Based on my rudimentary familiarity with logistics and scheduling (please see my earlier posts regarding FedEx) wherein it’s reasonable to characterize this particular – calamity (for SWA), was an…

  • inevitability + convergence of sorts to being receptive to conventionally conveyed arguments and conventionally calculated assessments which translate…

if a particular operation or function which a business + brand relies – depends, is not deemed wholly broken yet, then same can be operationally – fiscally delayed, thereby subordinating interim inconveniences and costs to mere wishful guesswork.

Those who may be inclined to argue that same can or will materialize as an (equally or tactically) sustainable, competitive, and lucrative strategy, leaves me, and I’m confident, many readers of this blog, ‘scratching our collective heads’.

Prudent – timely (business process and/or system) upgrades which can both enhance service + mitigate risk, should be calculably worthy considerations, not default positions.

Also, readers of this blog recognize, there are countless, well-intended business economic – operation ‘best practices’ which obligingly emerged when business valuation, competitiveness, and revenue generation, etc., were

  • previously reliant – dependent on bigger – faster inputs of physical-tangible assets, versus
  • today’s inputs – contributions of intangible – non-physical assets, e.g., various forms, contexts, and applications of intellectual, structural, and relationship capital.

The latter, I am confident (as a business intangible asset strategists and risk mitigator) SWA will ‘feel’ in their upcoming quarterly projections.
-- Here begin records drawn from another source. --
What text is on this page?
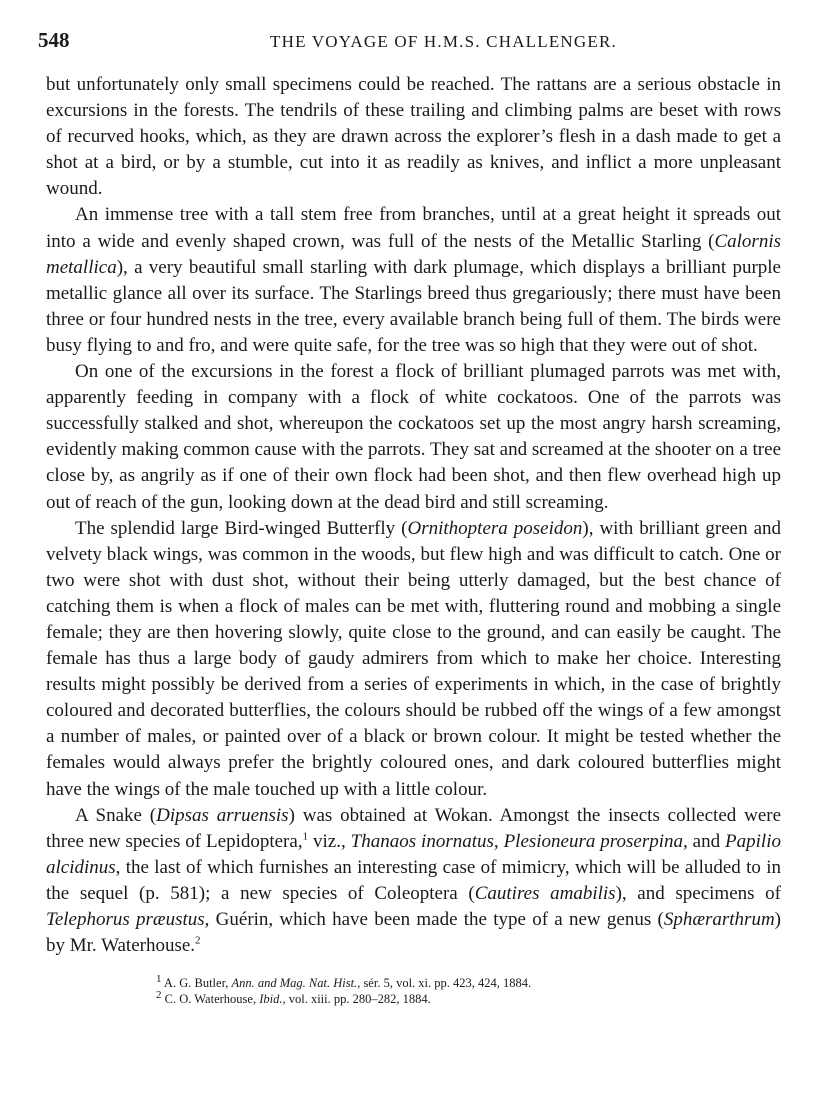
548	THE VOYAGE OF H.M.S. CHALLENGER.

but unfortunately only small specimens could be reached. The rattans are a serious obstacle in excursions in the forests. The tendrils of these trailing and climbing palms are beset with rows of recurved hooks, which, as they are drawn across the explorer’s flesh in a dash made to get a shot at a bird, or by a stumble, cut into it as readily as knives, and inflict a more unpleasant wound.

An immense tree with a tall stem free from branches, until at a great height it spreads out into a wide and evenly shaped crown, was full of the nests of the Metallic Starling (Calornis metallica), a very beautiful small starling with dark plumage, which displays a brilliant purple metallic glance all over its surface. The Starlings breed thus gregariously; there must have been three or four hundred nests in the tree, every available branch being full of them. The birds were busy flying to and fro, and were quite safe, for the tree was so high that they were out of shot.

On one of the excursions in the forest a flock of brilliant plumaged parrots was met with, apparently feeding in company with a flock of white cockatoos. One of the parrots was successfully stalked and shot, whereupon the cockatoos set up the most angry harsh screaming, evidently making common cause with the parrots. They sat and screamed at the shooter on a tree close by, as angrily as if one of their own flock had been shot, and then flew overhead high up out of reach of the gun, looking down at the dead bird and still screaming.

The splendid large Bird-winged Butterfly (Ornithoptera poseidon), with brilliant green and velvety black wings, was common in the woods, but flew high and was difficult to catch. One or two were shot with dust shot, without their being utterly damaged, but the best chance of catching them is when a flock of males can be met with, fluttering round and mobbing a single female; they are then hovering slowly, quite close to the ground, and can easily be caught. The female has thus a large body of gaudy admirers from which to make her choice. Interesting results might possibly be derived from a series of experiments in which, in the case of brightly coloured and decorated butterflies, the colours should be rubbed off the wings of a few amongst a number of males, or painted over of a black or brown colour. It might be tested whether the females would always prefer the brightly coloured ones, and dark coloured butterflies might have the wings of the male touched up with a little colour.

A Snake (Dipsas arruensis) was obtained at Wokan. Amongst the insects collected were three new species of Lepidoptera,$^1$ viz., Thanaos inornatus, Plesioneura proserpina, and Papilio alcidinus, the last of which furnishes an interesting case of mimicry, which will be alluded to in the sequel (p. 581); a new species of Coleoptera (Cautires amabilis), and specimens of Telephorus præustus, Guérin, which have been made the type of a new genus (Sphærarthrum) by Mr. Waterhouse.$^2$

$^1$ A. G. Butler, Ann. and Mag. Nat. Hist., sér. 5, vol. xi. pp. 423, 424, 1884.

$^2$ C. O. Waterhouse, Ibid., vol. xiii. pp. 280–282, 1884.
SWA’s, not unlike most businesses today, irrespective of sector, size, stage, or location is irreversibly…intangible asset intensivedependent, and reliant on reputation and trust.

The ‘Business Intangible Asset Blog’ is experientially researched, written, and produced by Michael D. Moberly (since 2006 – over 1000 long form posts) to provide readers (business leaders, management teams, boards, and investors) with reliable perspectives and nuanced insights to distinguish, value, and safeguard particular – business things intangible designated as mission essential.